Es gibt Situationen im Leben, die würde man am liebsten für immer konservieren. Und manchmal wird dieser Wunsch sogar wahr. Gestern zum Beispiel: Vater und Sohn gemeinsam in einem Film. Jeder war unabhängig voneinander zu einem Casting für einen Werbespot gegangen. Und beide haben wir unsere Rollen bekommen. Gestern war Drehtag.
Der Vater hat ein gelebtes Berufsleben hinter sich und manchmal mehr freie Zeit als ihm lieb ist. Der Sohn steht mittendrin im Leben und gönnt sich hin und wieder die Freiheit, vor der Filmkamera zu stehen. Wer in einem Medienhaushalt aufgewachsen ist, hat keine Angst vor dem großen Auftritt. Mikrofon- und kamerascheu war das inzwischen 26jährige Kind noch nie.
Dreharbeiten sind vertragsmäßig mit viel Geheimniskrämerei verbunden. Deshalb an dieser Stelle nur so viel: Der Werbespot ist für einen der ganz großen deutschen Automobilhersteller und wird schon bald als Web-TV im Internet zu sehen sein.
Wenn der Sohn den Vater interviewt
Die Location für den gestrigen Dreh war das Montrealer Kongresszentrum. Die Handlung ist schnell erzählt: Ein Reporter macht vor laufender Kamera eine Straßenumfrage. Die Fragen waren von der Regie vorgegeben, die Antworten sollten spontan kommen. Die Ironie an der Besetzung des Werbespots: Den Reporter spielte nicht etwa der Vater, der ein Leben lang in genau diesem Beruf sein Geld verdient hat, sondern der Sohn. Dafür muss ich heute dem Sohn als einer der befragten Passanten Antwort stehen – eine bizarre Situation. Die Casting-Agentur wollte es so.
Wer einmal einer Filmcrew bei der Arbeit zugesehen hat, weiss, dass so ein Dreh vor allem aus Warten besteht. Warten auf den Friseur, die Maske, die Garderobefrau. Warten auf den Techniker, den Regisseur und den Kameramann. Warten auch auf eventuelle Änderungen im Script. Warten, warten, warten …
Von Basel über Japan nach Venezuela und zurück
Es gibt viele Arten, sich die Wartezeit zu verkürzen. Man liest, man isst, man döst vor sich hin. Oder man quatscht mit den anderen Akteuren. Dabei erfährt man, dass die schöne Exotin neben einem eigentlich aus Basel stammt, in Japan aufgewachsen ist und eine indische Mama hat. Oder dass die große Blonde als Kind deutscher Eltern aus Venezuela kommt, viele Jahre in Italien gelebt hat und schon morgen nach Mexiko fliegt, weil dort ein neuer Model-Auftrag wartet. Menschen mit Geschichten eben.
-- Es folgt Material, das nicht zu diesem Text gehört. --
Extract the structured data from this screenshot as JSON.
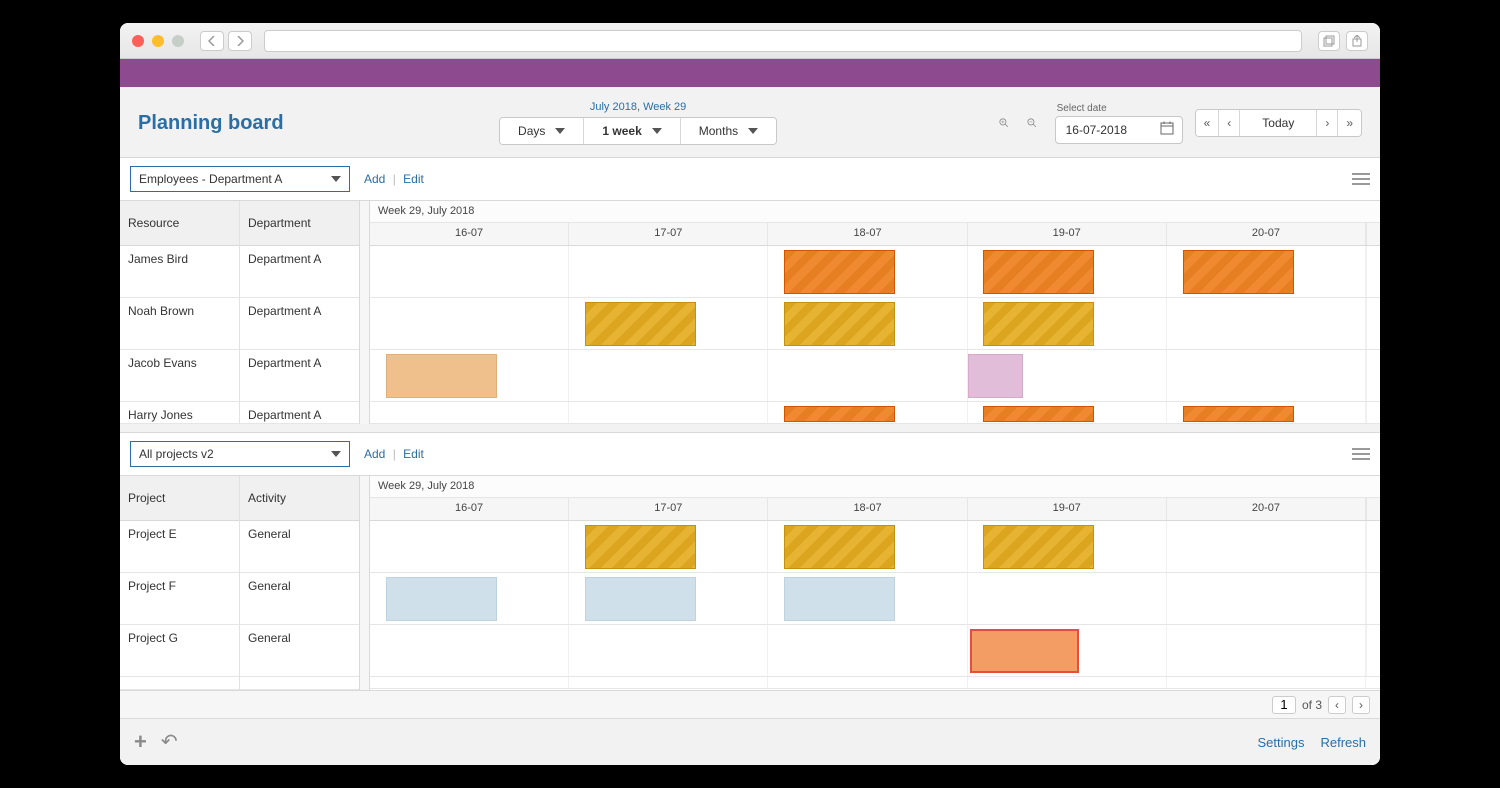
{
  "toolbar": {
    "title": "Planning board",
    "range_label": "July 2018, Week 29",
    "seg": {
      "days": "Days",
      "week": "1 week",
      "months": "Months"
    },
    "date_label": "Select date",
    "date_value": "16-07-2018",
    "today": "Today"
  },
  "section1": {
    "select": "Employees - Department A",
    "add": "Add",
    "edit": "Edit",
    "col1": "Resource",
    "col2": "Department",
    "week_label": "Week 29, July 2018",
    "days": [
      "16-07",
      "17-07",
      "18-07",
      "19-07",
      "20-07"
    ],
    "rows": [
      {
        "r": "James Bird",
        "d": "Department A",
        "tasks": [
          {
            "day": 2,
            "style": "stripe-orange"
          },
          {
            "day": 3,
            "style": "stripe-orange"
          },
          {
            "day": 4,
            "style": "stripe-orange"
          }
        ]
      },
      {
        "r": "Noah Brown",
        "d": "Department A",
        "tasks": [
          {
            "day": 1,
            "style": "stripe-yellow"
          },
          {
            "day": 2,
            "style": "stripe-yellow"
          },
          {
            "day": 3,
            "style": "stripe-yellow"
          }
        ]
      },
      {
        "r": "Jacob Evans",
        "d": "Department A",
        "tasks": [
          {
            "day": 0,
            "style": "peach"
          },
          {
            "day": 3,
            "style": "pink"
          }
        ]
      },
      {
        "r": "Harry Jones",
        "d": "Department A",
        "tasks": [
          {
            "day": 2,
            "style": "stripe-orange"
          },
          {
            "day": 3,
            "style": "stripe-orange"
          },
          {
            "day": 4,
            "style": "stripe-orange"
          }
        ],
        "trunc": true
      }
    ]
  },
  "section2": {
    "select": "All projects v2",
    "add": "Add",
    "edit": "Edit",
    "col1": "Project",
    "col2": "Activity",
    "week_label": "Week 29, July 2018",
    "days": [
      "16-07",
      "17-07",
      "18-07",
      "19-07",
      "20-07"
    ],
    "rows": [
      {
        "r": "Project E",
        "d": "General",
        "tasks": [
          {
            "day": 1,
            "style": "stripe-yellow"
          },
          {
            "day": 2,
            "style": "stripe-yellow"
          },
          {
            "day": 3,
            "style": "stripe-yellow"
          }
        ]
      },
      {
        "r": "Project F",
        "d": "General",
        "tasks": [
          {
            "day": 0,
            "style": "lightblue"
          },
          {
            "day": 1,
            "style": "lightblue"
          },
          {
            "day": 2,
            "style": "lightblue"
          }
        ]
      },
      {
        "r": "Project G",
        "d": "General",
        "tasks": [
          {
            "day": 3,
            "style": "orange-box"
          }
        ]
      }
    ]
  },
  "pager": {
    "page": "1",
    "of": "of 3"
  },
  "footer": {
    "settings": "Settings",
    "refresh": "Refresh"
  },
  "colors": {
    "accent": "#2a6ea6",
    "purple": "#8e4a8e",
    "stripe_orange": "#e67e22",
    "stripe_yellow": "#dba520",
    "peach": "#f0c08c",
    "pink": "#e2bdd9",
    "lightblue": "#cfe0ea",
    "orange_box": "#f39c64"
  }
}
Wiedersehen mit Maggy vom Radio
Eine wunderschöne Begegnung gab es beim gestrigen Dreh auch mit einer der ältesten Bekannten, die ich in Montreal habe: Mit Maggy arbeitete ich vor vielen Jahren bei Radio Canada International zusammen, dem Auslandssender der Canadian Broadcasting Corporation (CBC). Wir waren dort beide als Sprecher und Produzenten tätig. Im Gegensatz zu mir hat Maggy eine richtige Schauspielkarriere hinter sich. Lassen kann sie’s noch immer nicht – warum auch? Sie spielt ihre Rolle einfach großartig.
Die gestrigen Drehpausen hatten noch einen anderen Nebeneffekt: Endlich war mal wieder Zeit, mit dem Sohn zu plaudern. Viel ausführlicher als das in der heimischen Umgebung möglich ist, wo Konversationen aus Zeitgründen oft zwischen Tür und Angel stattfinden.
Richtig schön war das. Fast wie im Film.
Hallo Herbert, Du alter Medienhase. Danke Dir fuer das Kompliment. Und was Du so nett mit „warten,warten, warten“ beschreibst, habe ich als cattle call empfunden. Ich arbeite da lieber im Studio. Und wenn’s um Schauspielen geht, dann ist die Buehne immer noch das beste! (Es sei denn, man ist ein richtiger Star).